Encinas Manfré será o 50º presidente do TRE-SP e ficará responsável por comandar o maior colégio eleitoral do país durante as eleições gerais de 2026, quando mais de 33 milhões de eleitores paulistas irão às urnas para escolher deputados federais e estaduais, dois senadores, governador e presidente da República.

Em seu discurso, o novo presidente destacou a honra e a responsabilidade de assumir o comando da Corte após ter atuado como vice-presidente e corregedor regional eleitoral no biênio 2024–2025. Com 40 anos de carreira na magistratura, Manfré ressaltou sua experiência como juiz eleitoral no interior do Estado e reafirmou o compromisso com a integridade, a transparência e o respeito ao voto do cidadão.

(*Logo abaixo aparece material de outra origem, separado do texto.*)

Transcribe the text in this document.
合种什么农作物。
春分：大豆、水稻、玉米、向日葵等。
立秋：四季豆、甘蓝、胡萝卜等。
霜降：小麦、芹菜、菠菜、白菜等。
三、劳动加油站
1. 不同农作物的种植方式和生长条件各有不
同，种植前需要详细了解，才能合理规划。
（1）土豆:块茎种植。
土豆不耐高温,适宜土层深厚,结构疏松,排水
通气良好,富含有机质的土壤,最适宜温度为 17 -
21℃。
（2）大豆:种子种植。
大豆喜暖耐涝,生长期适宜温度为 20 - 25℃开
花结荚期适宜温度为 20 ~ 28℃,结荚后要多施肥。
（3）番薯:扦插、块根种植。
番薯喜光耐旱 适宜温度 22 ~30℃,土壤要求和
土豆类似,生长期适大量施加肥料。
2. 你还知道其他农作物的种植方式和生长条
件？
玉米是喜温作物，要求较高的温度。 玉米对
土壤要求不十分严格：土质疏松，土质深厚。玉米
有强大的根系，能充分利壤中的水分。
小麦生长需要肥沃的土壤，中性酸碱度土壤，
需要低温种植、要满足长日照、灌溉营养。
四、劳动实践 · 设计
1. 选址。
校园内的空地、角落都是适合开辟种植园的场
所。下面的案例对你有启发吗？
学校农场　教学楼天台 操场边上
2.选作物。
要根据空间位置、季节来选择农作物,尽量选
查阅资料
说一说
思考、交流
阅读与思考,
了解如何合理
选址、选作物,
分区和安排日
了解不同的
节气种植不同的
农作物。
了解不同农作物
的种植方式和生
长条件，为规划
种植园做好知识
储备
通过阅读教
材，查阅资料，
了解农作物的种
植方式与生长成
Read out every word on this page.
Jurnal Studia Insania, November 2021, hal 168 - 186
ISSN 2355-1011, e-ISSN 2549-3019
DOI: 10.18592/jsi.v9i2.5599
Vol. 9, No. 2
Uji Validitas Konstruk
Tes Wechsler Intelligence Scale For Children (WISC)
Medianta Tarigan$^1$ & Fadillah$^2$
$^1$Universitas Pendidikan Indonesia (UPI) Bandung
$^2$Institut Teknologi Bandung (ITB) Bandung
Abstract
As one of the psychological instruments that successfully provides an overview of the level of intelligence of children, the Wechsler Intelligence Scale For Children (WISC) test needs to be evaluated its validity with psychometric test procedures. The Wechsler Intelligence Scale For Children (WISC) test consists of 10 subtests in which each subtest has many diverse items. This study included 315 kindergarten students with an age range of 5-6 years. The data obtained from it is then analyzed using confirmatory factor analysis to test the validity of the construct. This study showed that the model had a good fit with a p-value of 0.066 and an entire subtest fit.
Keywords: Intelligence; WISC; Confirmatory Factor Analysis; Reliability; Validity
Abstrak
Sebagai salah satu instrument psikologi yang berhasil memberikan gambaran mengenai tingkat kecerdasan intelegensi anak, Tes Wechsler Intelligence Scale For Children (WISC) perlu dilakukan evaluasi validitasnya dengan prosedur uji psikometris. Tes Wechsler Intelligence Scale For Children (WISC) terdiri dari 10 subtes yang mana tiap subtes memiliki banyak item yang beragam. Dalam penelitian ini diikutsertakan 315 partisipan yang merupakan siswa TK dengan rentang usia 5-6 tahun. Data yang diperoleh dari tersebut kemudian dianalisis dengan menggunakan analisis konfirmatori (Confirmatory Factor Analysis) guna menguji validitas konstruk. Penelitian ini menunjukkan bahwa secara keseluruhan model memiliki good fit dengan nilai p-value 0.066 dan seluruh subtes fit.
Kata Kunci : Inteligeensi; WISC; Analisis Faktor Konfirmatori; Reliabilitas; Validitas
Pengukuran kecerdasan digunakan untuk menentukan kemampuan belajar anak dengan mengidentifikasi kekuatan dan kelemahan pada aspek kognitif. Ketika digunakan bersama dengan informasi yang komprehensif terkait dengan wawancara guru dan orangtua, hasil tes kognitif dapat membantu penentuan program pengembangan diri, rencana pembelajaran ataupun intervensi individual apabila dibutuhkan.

Entre as prioridades da nova gestão, o presidente ressaltou o combate à desinformação, às fake news e às adulterações digitais, como as deepfakes. Segundo ele, o enfrentamento desses desafios será feito com diálogo e cooperação entre plataformas digitais, instituições acadêmicas, órgãos públicos e a sociedade civil. Manfré também destacou o uso da Inteligência Artificial como ferramenta de apoio à Justiça Eleitoral, lembrando que o TRE-SP foi pioneiro no uso de IA generativa, com a implantação de um chatbot para atendimento ao eleitor.

O magistrado ainda enfatizou a relevância histórica da urna eletrônica, que completará 30 anos nas eleições de 2026, classificando o sistema como seguro, rápido e democrático.

Ao assumir a Vice-Presidência, Roberto Maia Filho também passará a exercer a função de corregedor regional eleitoral, responsável pela fiscalização e orientação dos serviços eleitorais no estado. Em seu pronunciamento, ele defendeu a atuação conjunta da Corte para garantir um pleito pacífico, ordeiro e em conformidade com a Constituição.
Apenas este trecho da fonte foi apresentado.